One big takeaway we hope you’ll remember is that coinfection with more than 1 virus is more common in pediatric patients. Up to 40% of pediatric patients will have an additional viral infection during COVID-19 infection based on nasal viral swab testing. This makes the use of respiratory viral panels less useful l in ‘ruling out COVID’ (5).
It is important when seeing pediatric patients, to use the same safety precautions for you and ancillary staff. Families with suspected infections should be advised to undergo frequent handwashing, social distancing, avoid large crowds, disinfect high touch surfaces like counters, doorknobs, etc., and above all else STAY HOME!!! Especially when sick.
Hereis the current link to the worldwide map with case counts by country.
Hope this helps. Please be safe and unless you’re going to work to take care of patients, STAY HOME! (I had to say it one more time).

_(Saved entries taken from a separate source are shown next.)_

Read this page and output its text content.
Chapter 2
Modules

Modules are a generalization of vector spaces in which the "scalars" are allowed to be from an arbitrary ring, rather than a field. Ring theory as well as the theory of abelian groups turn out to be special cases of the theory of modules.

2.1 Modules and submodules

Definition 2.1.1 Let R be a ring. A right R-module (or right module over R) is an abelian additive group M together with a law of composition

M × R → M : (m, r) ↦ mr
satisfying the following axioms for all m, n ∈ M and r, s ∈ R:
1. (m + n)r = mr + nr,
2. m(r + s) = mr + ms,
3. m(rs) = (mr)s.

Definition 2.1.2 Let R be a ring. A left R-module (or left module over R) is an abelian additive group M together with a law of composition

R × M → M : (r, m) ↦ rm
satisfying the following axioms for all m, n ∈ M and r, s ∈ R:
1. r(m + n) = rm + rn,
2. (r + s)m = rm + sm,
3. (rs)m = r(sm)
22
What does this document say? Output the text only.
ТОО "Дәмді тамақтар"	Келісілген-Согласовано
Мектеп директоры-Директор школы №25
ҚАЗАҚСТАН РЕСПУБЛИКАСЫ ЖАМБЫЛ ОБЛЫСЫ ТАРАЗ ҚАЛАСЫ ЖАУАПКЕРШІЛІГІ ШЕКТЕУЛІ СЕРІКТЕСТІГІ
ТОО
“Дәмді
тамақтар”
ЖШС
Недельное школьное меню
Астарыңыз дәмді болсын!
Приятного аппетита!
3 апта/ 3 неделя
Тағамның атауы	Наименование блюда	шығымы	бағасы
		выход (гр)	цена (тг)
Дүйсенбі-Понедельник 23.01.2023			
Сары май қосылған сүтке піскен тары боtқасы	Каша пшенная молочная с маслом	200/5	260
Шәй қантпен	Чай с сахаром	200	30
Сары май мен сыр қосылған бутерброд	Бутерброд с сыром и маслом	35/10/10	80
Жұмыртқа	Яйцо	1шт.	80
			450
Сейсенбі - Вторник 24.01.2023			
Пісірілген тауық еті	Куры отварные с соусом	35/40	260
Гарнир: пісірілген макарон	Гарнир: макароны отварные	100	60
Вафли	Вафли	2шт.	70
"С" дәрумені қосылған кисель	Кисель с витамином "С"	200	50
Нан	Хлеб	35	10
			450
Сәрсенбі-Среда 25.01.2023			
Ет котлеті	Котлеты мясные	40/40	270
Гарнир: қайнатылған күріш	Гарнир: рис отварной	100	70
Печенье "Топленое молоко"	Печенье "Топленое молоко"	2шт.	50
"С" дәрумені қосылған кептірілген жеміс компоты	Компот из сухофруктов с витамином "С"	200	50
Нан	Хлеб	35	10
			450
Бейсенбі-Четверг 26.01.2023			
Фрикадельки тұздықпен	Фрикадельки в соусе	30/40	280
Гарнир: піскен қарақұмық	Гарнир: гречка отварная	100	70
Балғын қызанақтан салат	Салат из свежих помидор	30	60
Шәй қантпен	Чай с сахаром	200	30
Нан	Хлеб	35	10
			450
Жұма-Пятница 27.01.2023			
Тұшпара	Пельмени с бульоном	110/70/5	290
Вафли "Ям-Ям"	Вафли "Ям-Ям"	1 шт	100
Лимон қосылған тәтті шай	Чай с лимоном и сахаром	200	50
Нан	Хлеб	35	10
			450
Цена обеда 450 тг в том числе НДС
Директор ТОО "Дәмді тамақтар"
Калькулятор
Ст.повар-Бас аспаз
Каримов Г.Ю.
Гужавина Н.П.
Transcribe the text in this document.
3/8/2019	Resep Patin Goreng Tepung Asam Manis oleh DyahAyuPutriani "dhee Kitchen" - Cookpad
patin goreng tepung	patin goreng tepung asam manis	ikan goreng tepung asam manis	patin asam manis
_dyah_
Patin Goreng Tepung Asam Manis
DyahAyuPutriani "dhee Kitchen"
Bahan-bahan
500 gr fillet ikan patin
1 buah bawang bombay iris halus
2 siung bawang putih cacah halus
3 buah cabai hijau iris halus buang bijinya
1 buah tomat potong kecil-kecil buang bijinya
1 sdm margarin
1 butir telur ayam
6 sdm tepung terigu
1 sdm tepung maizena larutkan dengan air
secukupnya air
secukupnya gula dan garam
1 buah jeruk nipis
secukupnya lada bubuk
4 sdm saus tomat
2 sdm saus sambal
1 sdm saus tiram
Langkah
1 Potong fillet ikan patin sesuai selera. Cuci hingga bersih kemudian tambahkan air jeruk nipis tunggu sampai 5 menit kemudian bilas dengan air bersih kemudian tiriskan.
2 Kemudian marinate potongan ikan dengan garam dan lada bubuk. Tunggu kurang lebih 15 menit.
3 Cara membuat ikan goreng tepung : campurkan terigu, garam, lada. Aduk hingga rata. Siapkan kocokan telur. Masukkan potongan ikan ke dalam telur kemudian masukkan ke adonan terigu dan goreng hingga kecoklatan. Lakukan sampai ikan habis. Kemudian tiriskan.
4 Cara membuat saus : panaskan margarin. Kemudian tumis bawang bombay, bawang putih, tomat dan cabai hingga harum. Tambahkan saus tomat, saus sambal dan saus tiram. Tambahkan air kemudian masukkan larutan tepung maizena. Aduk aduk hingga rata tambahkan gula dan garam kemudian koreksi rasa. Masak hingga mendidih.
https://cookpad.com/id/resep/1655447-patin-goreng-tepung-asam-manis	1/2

1. Jenco, M., 2020. COVID-19 Less Severe In Children Than Adults: Study. [online] American Academy of Pediatrics. Available at: <https://www.aappublications.org/news/2020/03/16/coronavirus031620> [Accessed 17 March 2020].
2. Yale School of Medicine. 2020. Kids And COVID-19: What Parents Should Know. [online] Available at: <https://medicine.yale.edu/news-article/22996/> [Accessed 17 March 2020].
3. Centers for Disease Control and Prevention. 2020. Coronavirus Disease 2019 (COVID-19). [online] Available at: <https://www.cdc.gov/coronavirus/2019-ncov/hcp/pediatric-hcp.html> [Accessed 17 March 2020].
4. ScienceDaily. 2020. COVID-19 Appears Less Severe In Children. [online] Available at: <https://www.sciencedaily.com/releases/2020/03/200313112145.htm> [Accessed 17 March 2020].
5. Xia, W., Shao, J., Guo, Y., Peng, X., Li, Z. and Hu, D., 2020. Clinical and CT features in pediatric patients with COVID‐19 infection: Different points from adults. Pediatric Pulmonology,.
6. Zimmermann, P. and Curtis, N., 2020. Coronavirus Infections in Children Including COVID-19. The Pediatric Infectious Disease Journal, p.1.